Jika hidup sederhana bisa bahagia, kenapa harus menyusahkan diri dengan berpura-pura kaya?
Halan mulai merasa lega.
Matanya yang sejak tadi sulit ia buka karena mengantuk berat, kini bisa ia
buka lebar-lebar. Penat yang ia rasakan kini mulai sirna. Terguncang-guncang di
dalam mobil selama delapan jam menyusuri jalanan kota. Perjalanan yang amat
melelahkan. Tetapi itu tak seberapa bila dibandingkan dengan kebahagiaan pulang
ke kampung halaman, Bertemu dengan ibu yang sudah ia rindukan.
Perasaannya campur aduk.
Bahagia dan terharu. Mulutnya tersenyum tetapi bola matanya berkaca-kaca. Di
kejauhan, samar-samar mulai terlihat gapura perbatasan desa yang juga menjadi
gerbang masuk tanah kelahirannya. Meski sudah sepuluh tahun tidak ia lewati,
tetapi Halan masih hafal betul jalan itu. Wajar karena masa kecil hingga
remajanya ia habiskan di sana.
Halan meminta sopir
pribadinya agar melambatkan laju mobil. Ia ingin menikmati suasana di sepanjang
jalan masuk desa itu. Sambil memutar memorinya kembali ke masa lalu. Deretan
bangunan di sepanjang jalan itu ia amati satu per satu. Hampir semua berubah.

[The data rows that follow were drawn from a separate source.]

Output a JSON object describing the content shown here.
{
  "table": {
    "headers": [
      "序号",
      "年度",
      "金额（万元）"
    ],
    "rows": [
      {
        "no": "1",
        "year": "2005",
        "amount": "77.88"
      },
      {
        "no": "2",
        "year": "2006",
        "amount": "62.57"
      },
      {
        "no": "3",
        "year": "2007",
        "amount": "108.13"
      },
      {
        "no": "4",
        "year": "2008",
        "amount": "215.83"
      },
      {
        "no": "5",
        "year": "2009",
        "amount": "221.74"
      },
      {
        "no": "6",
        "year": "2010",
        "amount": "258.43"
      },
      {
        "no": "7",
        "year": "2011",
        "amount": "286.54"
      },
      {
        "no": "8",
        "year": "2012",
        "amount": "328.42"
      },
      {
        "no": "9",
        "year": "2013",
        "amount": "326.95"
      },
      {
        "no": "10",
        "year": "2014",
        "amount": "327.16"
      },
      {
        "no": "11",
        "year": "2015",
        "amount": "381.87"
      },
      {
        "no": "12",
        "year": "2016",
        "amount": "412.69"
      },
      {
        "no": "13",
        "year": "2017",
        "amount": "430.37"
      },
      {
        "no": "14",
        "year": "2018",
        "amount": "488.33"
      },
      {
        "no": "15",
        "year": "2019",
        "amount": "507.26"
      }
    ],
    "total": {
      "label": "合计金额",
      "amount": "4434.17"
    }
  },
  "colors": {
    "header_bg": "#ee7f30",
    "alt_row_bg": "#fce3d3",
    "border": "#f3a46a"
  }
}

Semakin terlihat mewah dan megah. Kecuali tiga kios di kompleks ruko yang
ternyata tampilannya masih sama persis seperti sepuluh tahun yang lalu.
Halan pun tidak kesulitan
mengingat siapa pemilik tiga kios tersebut. Ya, tiga kios yang masing-masing
berjualan kue, peralatan listrik dan agen koran itu dimiliki oleh satu keluarga
keturunan Tionghoa. Kios itu sudah berdiri puluhan tahun. Bahkan saat Halan
kecil, kios itu sudah berdiri di sana.
Pernah suatu hari saat
Halan membeli koran, ia sempatkan ngobrol dengan pemiliknya. Om Wang, begitu
orang-orang biasa menyapanya. Halan menanyakan alasan kenapa tidak mau merenovasi
kiosnya, atau sekedar mengganti catnya agar lebih fresh dan menarik.
“Kenapa aku harus membebani diriku untuk melakukan sesuatu yang aku sendiri
belum mampu?” jawab Om Wang dengan santai. “Dengan tampilan begini saja, kiosku
sudah ramai. Ngapain tak bikin megah. Nanti malah orang-orang bingung
dikira kiosku pindah” sambungnya memberi penjelasan.
***
Kalau kita cermati
apa yang dikatakan Om Wang sebenarnya itu bagian dari strategi bisnisnya.
Pertama, tidak mau mengganti tampilan kios merupakan salah satu bentuk strategi
product positioning. Positioning produk adalah salah satu
tindakan yang dilakukan perusahaan untuk membuat produknya selalu diingat
oleh customer.
Menurut Kotler dan Keller (2009), positioning adalah pengaturan produk untuk menduduki tempat yang jelas, berbeda, dan diinginkan dibandingkan produk pesaing dalam pikiran konsumen sasaran. Tujuan dari positioning adalah untuk menempatkan merek dalam pikiran konsumen guna memaksimalkan manfaat potensial bagi perusahaan. Dengan tidak mengubah tampilannya, para pelanggan Om Wang akan sangat mudah menemukan kiosnya, meskipun kios-kios di sekitarnya telah berubah wajah.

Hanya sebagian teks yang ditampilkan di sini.